There’s fairness and there’s procedural fairness

“I think it’s important that people remember that they have legal rights to question decisions that get made about them.” [1] Deana Amato, plaintiff in the Robodebt legal challenge. She challenged the debt she received from 2011-12 when she was receiving Austudy.

The Issue

Procedural fairness is concerned with the procedures used by a decision maker, rather than the actual outcome reached. In Australian law, there are two primary rules to procedural fairness:

1. The ‘hearing rule’ – people who will be affected by a proposed decision must be given an opportunity to express their views to the decision maker.

2. The ‘bias rule’ – the decision maker must be impartial and must have no personal stake in the matter to be decided.

One can see that if the decision maker is an AI or a human decision maker has used an automated decision system to inform their decision, there may be a legal onus on them to ensure those affected by the decision can meaningfully interact and respond to the decision-maker. Procedural fairness would require the decision-maker to explain to the affected party what data, assumptions and the means by which the decision was made. This goes to the heart of the principles contained in many ethical frameworks of AI – explainability and transparency.
The increasing use of automated decision systems and AI raises the issue of whether decision makers (AI or human) can sufficiently and understandably communicate the decision making process to any affected party. This issue is further exacerbated if the AI system is using proprietary technology bound by trade secret restrictions. If the hearing rule in procedural fairness is to be met in AI systems, then having a human in the loop with sufficient understanding of the system will be necessary. The bias rule within procedural fairness consists of the commonly understood concept of conflict of interest but it also requires that the decision maker be impartial and free of actual or apparent bias. [2]

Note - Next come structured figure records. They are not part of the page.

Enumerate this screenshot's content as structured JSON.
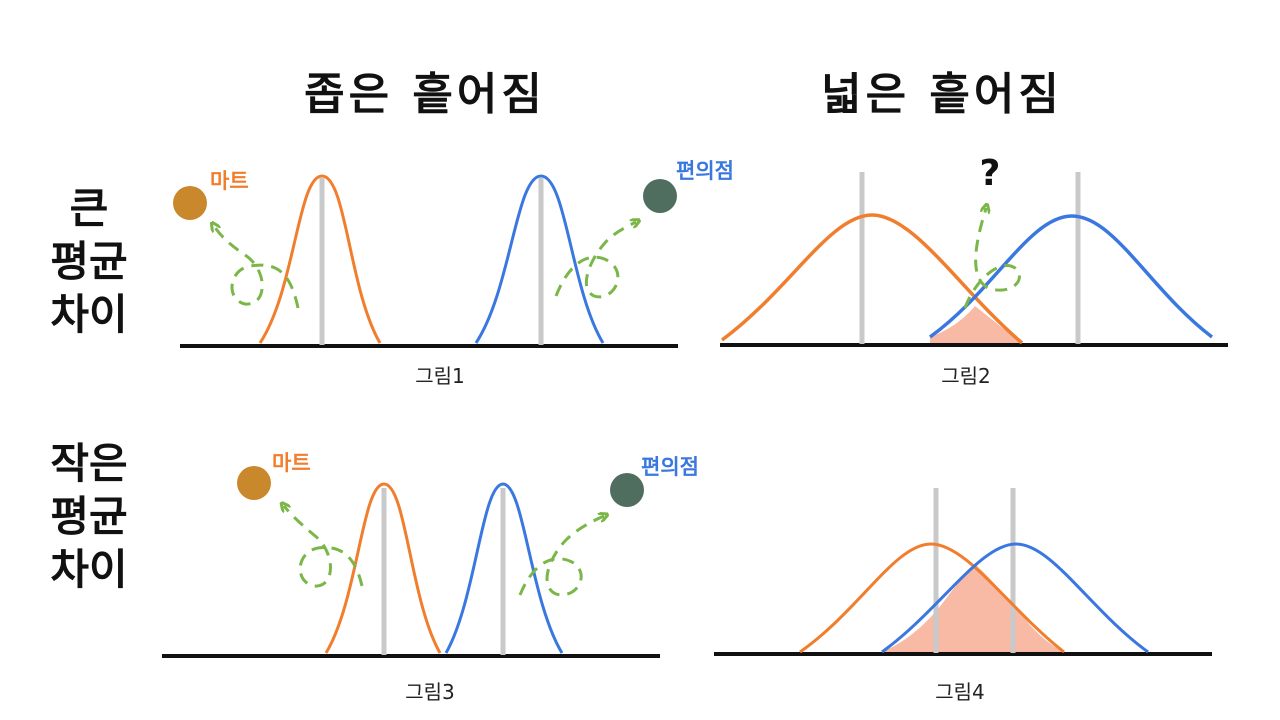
{
  "headers": {
    "col_narrow": "좁은 흩어짐",
    "col_wide": "넓은 흩어짐"
  },
  "rows": {
    "large": [
      "큰",
      "평균",
      "차이"
    ],
    "small": [
      "작은",
      "평균",
      "차이"
    ]
  },
  "panels": [
    {
      "caption": "그림1",
      "left_label": "마트",
      "right_label": "편의점"
    },
    {
      "caption": "그림2",
      "mark": "?"
    },
    {
      "caption": "그림3",
      "left_label": "마트",
      "right_label": "편의점"
    },
    {
      "caption": "그림4"
    }
  ],
  "colors": {
    "mart": "#f07e2d",
    "convenience": "#3a78e0",
    "arrow": "#7ab648",
    "overlap_fill": "#f8b9a5",
    "center_line": "#c9c9c9",
    "baseline": "#111111",
    "mart_ball": "#c9882c",
    "convenience_ball": "#4f6e60"
  },
  "icons": [
    "mart-ball-icon",
    "convenience-ball-icon",
    "green-loop-arrow-icon",
    "question-mark-icon"
  ]
}
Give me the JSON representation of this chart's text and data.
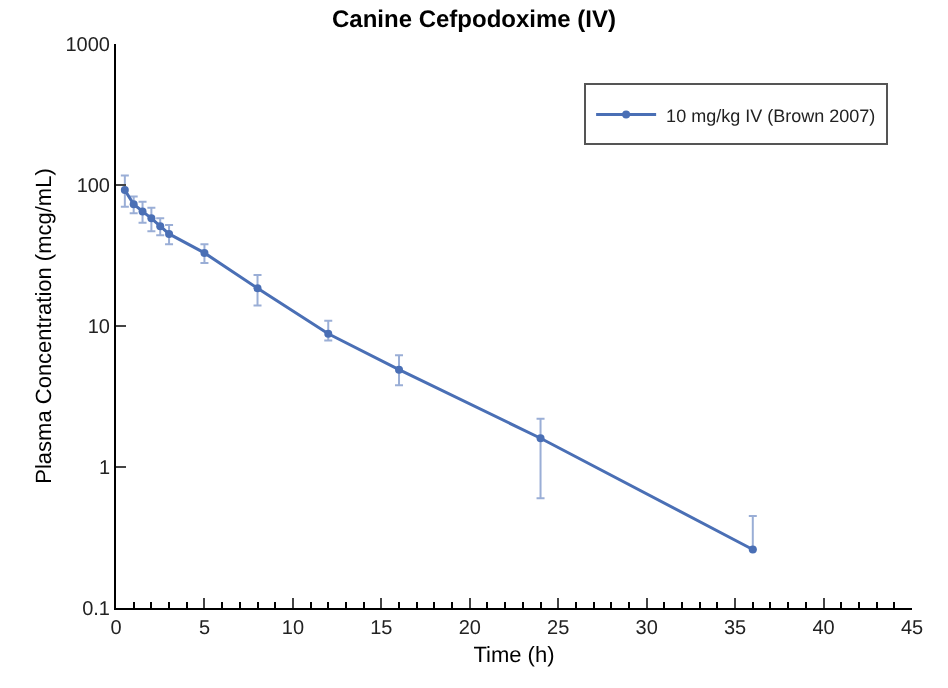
{
  "chart_data": {
    "type": "line",
    "title": "Canine Cefpodoxime (IV)",
    "xlabel": "Time (h)",
    "ylabel": "Plasma Concentration (mcg/mL)",
    "x": [
      0.5,
      1,
      1.5,
      2,
      2.5,
      3,
      5,
      8,
      12,
      16,
      24,
      36
    ],
    "series": [
      {
        "name": "10 mg/kg IV (Brown 2007)",
        "color": "#4a6fb5",
        "values": [
          92,
          73,
          65,
          58,
          51,
          45,
          33,
          18.5,
          8.8,
          4.9,
          1.6,
          0.26
        ],
        "errors": [
          [
            70,
            117
          ],
          [
            63,
            83
          ],
          [
            54,
            76
          ],
          [
            47,
            69
          ],
          [
            44,
            58
          ],
          [
            38,
            52
          ],
          [
            28,
            38
          ],
          [
            14,
            23
          ],
          [
            7.9,
            10.9
          ],
          [
            3.8,
            6.2
          ],
          [
            0.6,
            2.2
          ],
          [
            0.26,
            0.45
          ]
        ]
      }
    ],
    "log": "y",
    "xlim": [
      0,
      45
    ],
    "xticks": [
      0,
      5,
      10,
      15,
      20,
      25,
      30,
      35,
      40,
      45
    ],
    "ylim": [
      0.1,
      1000
    ],
    "yticks": [
      0.1,
      1,
      10,
      100,
      1000
    ],
    "legend": "top right",
    "marker": "circle",
    "line_style": "solid"
  }
}
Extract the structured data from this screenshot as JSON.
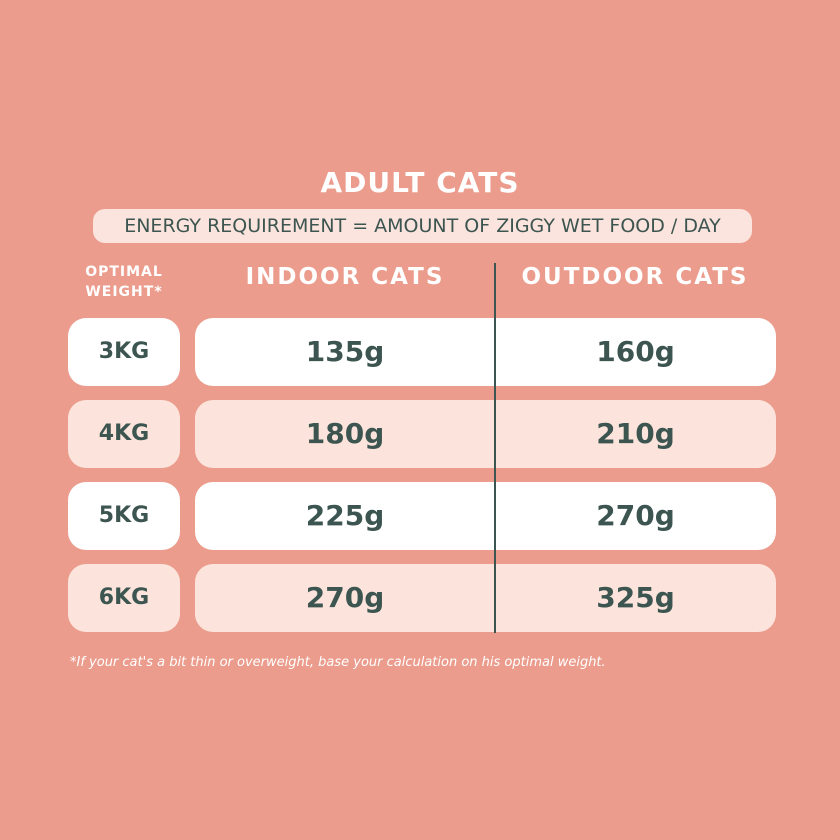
{
  "header": {
    "title": "ADULT CATS",
    "subtitle": "ENERGY REQUIREMENT = AMOUNT OF ZIGGY WET FOOD / DAY"
  },
  "table": {
    "columns": [
      "OPTIMAL WEIGHT*",
      "INDOOR CATS",
      "OUTDOOR CATS"
    ],
    "rows": [
      [
        "3KG",
        "135g",
        "160g"
      ],
      [
        "4KG",
        "180g",
        "210g"
      ],
      [
        "5KG",
        "225g",
        "270g"
      ],
      [
        "6KG",
        "270g",
        "325g"
      ]
    ]
  },
  "footnote": "*If your cat's a bit thin or overweight, base your calculation on his optimal weight."
}
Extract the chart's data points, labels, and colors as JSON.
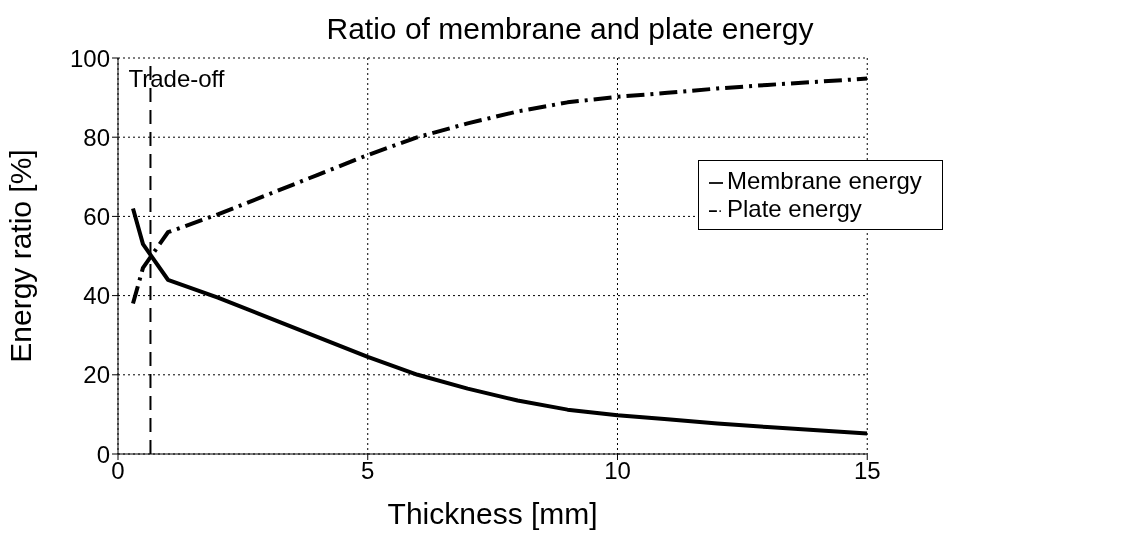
{
  "chart_data": {
    "type": "line",
    "title": "Ratio of membrane and plate energy",
    "xlabel": "Thickness [mm]",
    "ylabel": "Energy ratio [%]",
    "series": [
      {
        "name": "Membrane energy",
        "color": "#000000",
        "line_style": "solid",
        "x": [
          0.3,
          0.5,
          1,
          2,
          3,
          4,
          5,
          6,
          7,
          8,
          9,
          10,
          11,
          12,
          13,
          14,
          15
        ],
        "values": [
          62,
          53,
          44,
          39.5,
          34.5,
          29.5,
          24.5,
          20,
          16.5,
          13.5,
          11.2,
          9.8,
          8.8,
          7.7,
          6.8,
          6,
          5.2
        ]
      },
      {
        "name": "Plate energy",
        "color": "#000000",
        "line_style": "dashed",
        "x": [
          0.3,
          0.5,
          1,
          2,
          3,
          4,
          5,
          6,
          7,
          8,
          9,
          10,
          11,
          12,
          13,
          14,
          15
        ],
        "values": [
          38,
          47,
          56,
          60.5,
          65.5,
          70.5,
          75.5,
          80,
          83.5,
          86.5,
          88.8,
          90.2,
          91.2,
          92.3,
          93.2,
          94,
          94.8
        ]
      }
    ],
    "ref_lines": [
      {
        "axis": "x",
        "value": 0.65,
        "label": "Trade-off",
        "line_style": "dashed"
      }
    ],
    "xlim": [
      0,
      15
    ],
    "xticks": [
      0,
      5,
      10,
      15
    ],
    "ylim": [
      0,
      100
    ],
    "yticks": [
      0,
      20,
      40,
      60,
      80,
      100
    ],
    "grid": true,
    "legend": "right",
    "marker": "none"
  }
}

Procedural fairness has been codified in some pieces of Australian legislation and restricted in others.[3] While the application of procedural fairness rules apply primarily to administrative and government decisions, it is unquestionably a cornerstone to our common understanding of justice.

Chief Justice French said in 2010: “I do not think it too bold to say that the notion of procedural fairness would be widely regarded within the Australian community as indispensable to justice. If the notion of a ‘fair go’ means anything in this context, it must mean that before a decision is made affecting a person’s interests, they should have a right to be heard by an impartial decision-maker.”

Our View

Delivering fair outcomes should always be the goal of any AI. However, we recognise that trade-offs are inevitable when balancing competing priorities. Therefore, procedural fairness, which can be unpacked to include explainability, transparency and having knowledgeable humans in the decision making process, will lead to better and fairer outcomes. Even if it doesn’t lead to fairer outcomes, it will ensure that unfair outcomes are identified and rectified more quickly.